Flow of information: A board needs to be provided with important information in a timely manner to enable it to perform its roles. A governance guideline of General Motors, for instance, specifically allows directors to contact individuals in the management if they feel the need to know more about operations than what they are being told.

In the Enron situation, the directors are pleading ignorance of the murky deals as a way of excusing themselves of the liability.

The Special Investigating Committee report says: "The board was denied important information that might have led it to action, but the Board also did not fully appreciate the significance of some of the specific information that came before it.' Here is another mea culpa. Moreover, if they did not have sufficient information, they should have gone seeking it. Reports suggest that Enron operated about 3,500 Special Purpose Entities, that is, partnerships that shifted debt and losses off Enron's balance-sheet. If the directors did not understand what was being reported to them, it was their job to educate themselves more about it by asking the right questions and getting more information. This they failed to do.

Too many directorships: Being a director of a company takes time and effort. Although a board might meet only four or five times a year, the director needs to have the time to read and reflect over all the material provided and make informed decisions. Good governance, therefore, suggests that an individual sitting on too many boards looks upon it only as a sinecure for he or she will not have the time to do a good job. Mr Raymond Troubh, one of the directors, is a Director of 11 public companies.

Many successful companies suffer from one or more of the faults described above. When the company performance is satisfactory, we tend to overlook these drawbacks. In Enron's case too many of their faults came together at the same time to cause the company to implode.

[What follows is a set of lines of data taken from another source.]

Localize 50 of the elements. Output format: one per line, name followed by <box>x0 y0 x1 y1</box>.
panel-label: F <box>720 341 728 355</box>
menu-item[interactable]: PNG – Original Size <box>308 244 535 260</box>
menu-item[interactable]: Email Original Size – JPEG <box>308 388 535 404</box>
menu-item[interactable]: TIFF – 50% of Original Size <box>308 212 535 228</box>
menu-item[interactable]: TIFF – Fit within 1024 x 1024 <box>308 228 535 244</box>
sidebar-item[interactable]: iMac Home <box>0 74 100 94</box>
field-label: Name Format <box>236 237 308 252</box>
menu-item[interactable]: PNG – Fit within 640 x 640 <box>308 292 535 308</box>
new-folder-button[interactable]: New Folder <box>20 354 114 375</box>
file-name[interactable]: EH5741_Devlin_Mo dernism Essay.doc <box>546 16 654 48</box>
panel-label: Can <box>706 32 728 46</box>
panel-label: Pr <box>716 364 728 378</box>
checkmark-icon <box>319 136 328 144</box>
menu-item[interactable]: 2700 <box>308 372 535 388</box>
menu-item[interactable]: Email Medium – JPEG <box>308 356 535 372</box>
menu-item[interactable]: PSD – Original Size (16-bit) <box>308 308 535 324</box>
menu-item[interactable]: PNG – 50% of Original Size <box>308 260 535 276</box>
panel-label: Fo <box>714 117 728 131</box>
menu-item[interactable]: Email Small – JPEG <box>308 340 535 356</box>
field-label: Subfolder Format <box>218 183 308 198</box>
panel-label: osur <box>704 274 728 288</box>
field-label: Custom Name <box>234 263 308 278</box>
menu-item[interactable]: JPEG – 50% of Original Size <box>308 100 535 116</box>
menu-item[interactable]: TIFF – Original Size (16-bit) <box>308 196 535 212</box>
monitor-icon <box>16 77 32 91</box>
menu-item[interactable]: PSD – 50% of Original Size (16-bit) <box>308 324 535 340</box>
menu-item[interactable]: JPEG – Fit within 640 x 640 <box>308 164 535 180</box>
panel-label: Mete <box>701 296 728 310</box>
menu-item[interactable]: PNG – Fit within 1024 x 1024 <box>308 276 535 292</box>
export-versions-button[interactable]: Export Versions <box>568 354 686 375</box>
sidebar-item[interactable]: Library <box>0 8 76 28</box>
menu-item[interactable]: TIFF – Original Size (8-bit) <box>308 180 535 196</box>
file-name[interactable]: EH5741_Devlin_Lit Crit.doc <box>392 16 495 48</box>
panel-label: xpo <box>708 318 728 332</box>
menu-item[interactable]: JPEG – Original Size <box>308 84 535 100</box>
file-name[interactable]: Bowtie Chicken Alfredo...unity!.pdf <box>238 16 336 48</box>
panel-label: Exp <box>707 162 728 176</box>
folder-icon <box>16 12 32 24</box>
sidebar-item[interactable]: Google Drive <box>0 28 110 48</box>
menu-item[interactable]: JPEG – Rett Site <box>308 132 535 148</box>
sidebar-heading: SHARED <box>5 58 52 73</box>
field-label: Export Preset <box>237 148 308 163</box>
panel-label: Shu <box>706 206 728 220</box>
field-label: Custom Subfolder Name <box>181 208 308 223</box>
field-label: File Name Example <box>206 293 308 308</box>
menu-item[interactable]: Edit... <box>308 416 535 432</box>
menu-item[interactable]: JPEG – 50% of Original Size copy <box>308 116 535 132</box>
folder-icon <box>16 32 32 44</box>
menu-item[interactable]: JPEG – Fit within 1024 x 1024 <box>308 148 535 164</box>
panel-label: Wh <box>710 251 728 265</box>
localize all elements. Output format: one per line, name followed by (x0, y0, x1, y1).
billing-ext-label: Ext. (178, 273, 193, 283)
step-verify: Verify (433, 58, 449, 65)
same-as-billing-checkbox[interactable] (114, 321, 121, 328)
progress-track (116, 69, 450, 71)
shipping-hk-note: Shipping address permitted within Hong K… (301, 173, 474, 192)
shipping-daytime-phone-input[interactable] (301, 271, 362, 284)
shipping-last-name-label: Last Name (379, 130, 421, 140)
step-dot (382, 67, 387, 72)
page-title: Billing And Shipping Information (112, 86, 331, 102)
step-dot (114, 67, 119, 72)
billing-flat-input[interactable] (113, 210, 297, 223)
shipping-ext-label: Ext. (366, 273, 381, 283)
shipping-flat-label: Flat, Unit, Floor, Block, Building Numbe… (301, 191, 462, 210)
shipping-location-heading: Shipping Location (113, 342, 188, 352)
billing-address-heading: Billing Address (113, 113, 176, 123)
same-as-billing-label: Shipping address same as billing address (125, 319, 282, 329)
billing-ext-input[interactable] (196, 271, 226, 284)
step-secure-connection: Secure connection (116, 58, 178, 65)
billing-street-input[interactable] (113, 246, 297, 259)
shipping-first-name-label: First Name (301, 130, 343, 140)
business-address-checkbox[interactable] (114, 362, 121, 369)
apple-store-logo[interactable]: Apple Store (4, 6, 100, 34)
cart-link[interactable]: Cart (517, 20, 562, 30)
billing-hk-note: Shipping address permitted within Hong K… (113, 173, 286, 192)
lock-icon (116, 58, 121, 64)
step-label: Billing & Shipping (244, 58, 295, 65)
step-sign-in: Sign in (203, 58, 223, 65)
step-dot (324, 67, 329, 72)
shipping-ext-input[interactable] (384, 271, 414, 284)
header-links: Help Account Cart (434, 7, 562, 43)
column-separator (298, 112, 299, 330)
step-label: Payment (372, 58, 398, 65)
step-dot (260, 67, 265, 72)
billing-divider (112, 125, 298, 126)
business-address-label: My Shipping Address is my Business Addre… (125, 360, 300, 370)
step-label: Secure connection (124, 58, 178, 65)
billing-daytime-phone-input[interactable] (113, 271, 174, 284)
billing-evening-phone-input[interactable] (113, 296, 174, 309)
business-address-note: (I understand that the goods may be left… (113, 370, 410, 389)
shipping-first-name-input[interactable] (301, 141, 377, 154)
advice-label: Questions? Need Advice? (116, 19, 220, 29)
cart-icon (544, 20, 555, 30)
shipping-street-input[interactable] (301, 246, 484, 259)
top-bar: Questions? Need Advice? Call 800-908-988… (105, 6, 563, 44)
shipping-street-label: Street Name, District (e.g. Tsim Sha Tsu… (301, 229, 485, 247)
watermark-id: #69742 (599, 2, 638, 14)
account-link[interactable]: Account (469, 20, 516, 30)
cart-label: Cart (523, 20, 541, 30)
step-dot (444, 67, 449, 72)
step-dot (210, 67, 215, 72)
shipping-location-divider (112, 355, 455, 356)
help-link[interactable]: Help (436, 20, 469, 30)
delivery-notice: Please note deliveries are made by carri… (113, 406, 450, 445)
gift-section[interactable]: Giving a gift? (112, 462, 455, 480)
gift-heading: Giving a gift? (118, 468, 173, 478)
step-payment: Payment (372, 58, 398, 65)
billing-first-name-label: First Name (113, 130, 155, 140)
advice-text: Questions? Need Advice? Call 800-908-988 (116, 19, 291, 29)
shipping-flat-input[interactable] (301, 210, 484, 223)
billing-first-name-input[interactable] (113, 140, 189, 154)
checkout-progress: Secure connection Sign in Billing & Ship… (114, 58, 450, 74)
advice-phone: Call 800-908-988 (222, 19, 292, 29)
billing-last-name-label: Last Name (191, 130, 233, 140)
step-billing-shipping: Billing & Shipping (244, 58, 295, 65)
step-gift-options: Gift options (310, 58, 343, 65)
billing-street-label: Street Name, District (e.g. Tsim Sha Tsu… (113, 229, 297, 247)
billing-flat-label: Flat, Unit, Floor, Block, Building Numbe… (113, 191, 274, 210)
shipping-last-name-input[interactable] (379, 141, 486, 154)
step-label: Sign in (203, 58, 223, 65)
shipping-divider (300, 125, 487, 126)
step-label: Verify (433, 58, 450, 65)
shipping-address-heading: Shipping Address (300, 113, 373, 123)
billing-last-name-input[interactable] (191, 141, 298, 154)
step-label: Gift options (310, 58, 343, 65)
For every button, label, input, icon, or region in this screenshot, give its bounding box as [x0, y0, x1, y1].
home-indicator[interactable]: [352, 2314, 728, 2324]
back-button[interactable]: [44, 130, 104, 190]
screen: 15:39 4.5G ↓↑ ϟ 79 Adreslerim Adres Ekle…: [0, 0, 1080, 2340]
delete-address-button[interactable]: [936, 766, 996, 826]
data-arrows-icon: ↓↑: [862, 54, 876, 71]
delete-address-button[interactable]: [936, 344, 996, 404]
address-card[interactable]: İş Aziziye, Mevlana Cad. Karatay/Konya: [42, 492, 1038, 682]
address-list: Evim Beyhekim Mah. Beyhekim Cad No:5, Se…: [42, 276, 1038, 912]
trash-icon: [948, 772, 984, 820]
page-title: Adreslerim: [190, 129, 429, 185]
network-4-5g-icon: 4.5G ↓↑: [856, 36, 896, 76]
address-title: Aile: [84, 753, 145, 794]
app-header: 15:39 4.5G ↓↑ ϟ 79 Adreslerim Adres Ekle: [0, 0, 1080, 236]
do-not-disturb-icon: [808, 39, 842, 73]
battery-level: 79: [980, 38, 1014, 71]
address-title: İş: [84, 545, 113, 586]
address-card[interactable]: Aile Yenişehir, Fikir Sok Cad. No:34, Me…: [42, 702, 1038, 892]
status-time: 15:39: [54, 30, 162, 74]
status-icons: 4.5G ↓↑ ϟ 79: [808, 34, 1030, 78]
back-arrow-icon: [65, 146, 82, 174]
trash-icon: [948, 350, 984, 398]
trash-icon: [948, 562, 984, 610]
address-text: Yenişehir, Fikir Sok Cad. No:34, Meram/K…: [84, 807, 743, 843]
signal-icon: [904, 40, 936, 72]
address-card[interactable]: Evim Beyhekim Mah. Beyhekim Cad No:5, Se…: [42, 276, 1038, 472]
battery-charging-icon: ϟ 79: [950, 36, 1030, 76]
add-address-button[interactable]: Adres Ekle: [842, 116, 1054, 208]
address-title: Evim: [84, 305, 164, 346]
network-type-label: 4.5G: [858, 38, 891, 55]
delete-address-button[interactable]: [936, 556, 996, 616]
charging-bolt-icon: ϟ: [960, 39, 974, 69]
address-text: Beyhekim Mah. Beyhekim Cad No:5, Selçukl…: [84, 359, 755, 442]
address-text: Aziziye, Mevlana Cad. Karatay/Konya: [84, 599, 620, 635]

The corporate governance model being followed was too weak to prevent the problems from escalating. And this should be a lesson for all of us. Next time we receive a proxy statement from a company in which we hold shares, we must read it carefully.

If we are unhappy with the directors being proposed for election, we must voice our complaint to the company and vote against the slate being offered. If we are suspicious of the company's governance structure, we should report to the stock exchange where the company's shares are traded. As a final resort, we can exit the situation by disposing the stock.